Advanced analytics in electronic discovery services encompasses a range of technologies and techniques designed to reduce review volume, improve consistency, surface relevant evidence earlier, and deliver more defensible results than purely manual review. In matters involving large document populations, analytics is not optional. It is the primary mechanism by which review time and cost are controlled without sacrificing the quality or completeness of the findings.
What is PythAI and how does it work?
PythAI is Gemean’s proprietary platform for document review and interrogation. It applies artificial intelligence to the document review process to deliver meaningful cost and time savings across a range of use cases including early case assessment, first-level review, analysis of opposing productions, and quality control. PythAI is designed to meet the defensibility standards that legal and regulatory matters require, combining the speed and thoroughness of AI with the documented methodology that courts and regulators expect.
What is technology-assisted review and is it defensible?

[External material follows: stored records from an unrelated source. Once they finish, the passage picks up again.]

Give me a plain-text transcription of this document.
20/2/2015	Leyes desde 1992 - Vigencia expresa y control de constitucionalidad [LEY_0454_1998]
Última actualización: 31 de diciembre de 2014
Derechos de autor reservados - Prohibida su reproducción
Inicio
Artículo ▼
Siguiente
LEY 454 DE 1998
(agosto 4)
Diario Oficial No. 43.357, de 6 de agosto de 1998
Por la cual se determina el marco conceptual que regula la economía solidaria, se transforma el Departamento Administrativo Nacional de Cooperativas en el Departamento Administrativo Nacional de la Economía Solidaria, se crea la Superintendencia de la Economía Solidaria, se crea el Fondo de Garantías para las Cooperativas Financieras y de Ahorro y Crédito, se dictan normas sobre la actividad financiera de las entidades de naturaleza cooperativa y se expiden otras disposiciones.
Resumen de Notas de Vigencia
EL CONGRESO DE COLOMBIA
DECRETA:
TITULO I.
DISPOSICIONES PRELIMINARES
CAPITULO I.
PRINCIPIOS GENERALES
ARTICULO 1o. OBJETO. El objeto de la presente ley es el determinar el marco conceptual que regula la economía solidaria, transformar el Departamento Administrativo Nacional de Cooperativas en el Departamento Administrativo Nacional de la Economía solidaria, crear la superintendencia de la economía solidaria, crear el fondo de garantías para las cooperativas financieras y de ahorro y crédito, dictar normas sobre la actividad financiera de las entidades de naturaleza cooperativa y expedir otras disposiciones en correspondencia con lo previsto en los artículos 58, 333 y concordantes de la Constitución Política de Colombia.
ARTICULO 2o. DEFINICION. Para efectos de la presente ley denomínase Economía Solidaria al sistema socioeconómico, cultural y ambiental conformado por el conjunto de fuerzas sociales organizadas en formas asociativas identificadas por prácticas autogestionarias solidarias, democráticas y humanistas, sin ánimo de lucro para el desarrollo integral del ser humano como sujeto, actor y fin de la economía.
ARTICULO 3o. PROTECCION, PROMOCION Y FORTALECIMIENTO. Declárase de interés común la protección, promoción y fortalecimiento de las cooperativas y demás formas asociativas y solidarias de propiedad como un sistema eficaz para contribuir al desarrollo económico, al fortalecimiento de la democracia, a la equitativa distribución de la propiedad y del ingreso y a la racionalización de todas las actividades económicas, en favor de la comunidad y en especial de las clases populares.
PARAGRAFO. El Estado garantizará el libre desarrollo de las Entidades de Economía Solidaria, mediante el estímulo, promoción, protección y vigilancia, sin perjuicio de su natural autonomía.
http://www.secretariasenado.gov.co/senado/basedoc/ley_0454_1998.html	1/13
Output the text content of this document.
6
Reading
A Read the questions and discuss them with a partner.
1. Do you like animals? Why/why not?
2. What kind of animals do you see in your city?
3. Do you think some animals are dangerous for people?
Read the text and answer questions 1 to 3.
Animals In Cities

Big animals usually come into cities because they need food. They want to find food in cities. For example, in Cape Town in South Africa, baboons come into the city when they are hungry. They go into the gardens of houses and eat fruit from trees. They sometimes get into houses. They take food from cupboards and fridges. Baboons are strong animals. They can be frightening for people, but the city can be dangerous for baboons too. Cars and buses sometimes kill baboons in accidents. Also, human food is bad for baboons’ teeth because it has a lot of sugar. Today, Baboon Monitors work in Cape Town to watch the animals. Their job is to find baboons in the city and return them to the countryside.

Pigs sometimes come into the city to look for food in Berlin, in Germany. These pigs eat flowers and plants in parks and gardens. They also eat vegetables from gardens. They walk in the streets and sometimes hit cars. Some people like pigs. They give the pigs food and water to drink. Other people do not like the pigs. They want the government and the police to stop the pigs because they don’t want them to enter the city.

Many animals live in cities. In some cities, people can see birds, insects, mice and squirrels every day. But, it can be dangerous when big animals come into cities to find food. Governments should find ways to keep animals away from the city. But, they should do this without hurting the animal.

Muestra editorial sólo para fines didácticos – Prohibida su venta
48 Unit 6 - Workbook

Technology-assisted review, also known as predictive coding or TAR, is a workflow in which an AI model learns from reviewer decisions and applies those decisions consistently across a large document population. It is well-established in the industry and has been accepted by courts in numerous jurisdictions as a defensible approach to document review when properly implemented and validated. Gemean’s ediscovery forensics experts have a lengthy track record of implementing technology-assisted review workflows that meet the defensibility standards courts and regulators apply.
What is early case assessment and how does analytics support it?
Early case assessment is the process of gaining an informed understanding of the scope, key facts, and strategic landscape of a matter as early as possible. Gemean’s e-discovery data analytics and PythAI capabilities allow legal teams to gain meaningful insights into large document populations quickly, identifying key custodians, relevant time periods, important communications, and potential issues before the full review process begins. This early visibility enables better strategic decisions and more efficient resource allocation across the matter.
How does email threading reduce review time and cost?
Email threads are among the most duplicative data types in a large document population. Without threading, reviewers may code the same email conversation multiple times across multiple individual messages. Gemean’s email threading technology organizes email conversations into complete, chronological threads and identifies the most inclusive version of each thread, significantly reducing the number of documents requiring individual review and ensuring that reviewers see the full context of every communication.
How does concept searching differ from keyword searching?
Keyword searching finds documents that contain the specific terms included in the search query, regardless of context or meaning. Concept searching finds documents that contain ideas and concepts related to the search objective, regardless of the specific language used. In practice, concept searching surfaces documents that are relevant but do not contain the exact keywords anticipated, significantly improving the recall of the review process and reducing the risk of missing critical evidence.
How does Gemean validate the accuracy of its analytics and AI workflows?
Validation is a core component of every analytics and AI workflow Gemean deploys. Our managed eDiscovery services team applies established validation methodologies to confirm that the workflow is performing at the accuracy levels required by the matter, and we document the validation process in a way that is transparent and reproducible. This documentation is critical to demonstrating the defensibility of the review process if it is challenged by opposing counsel or scrutinized by a court.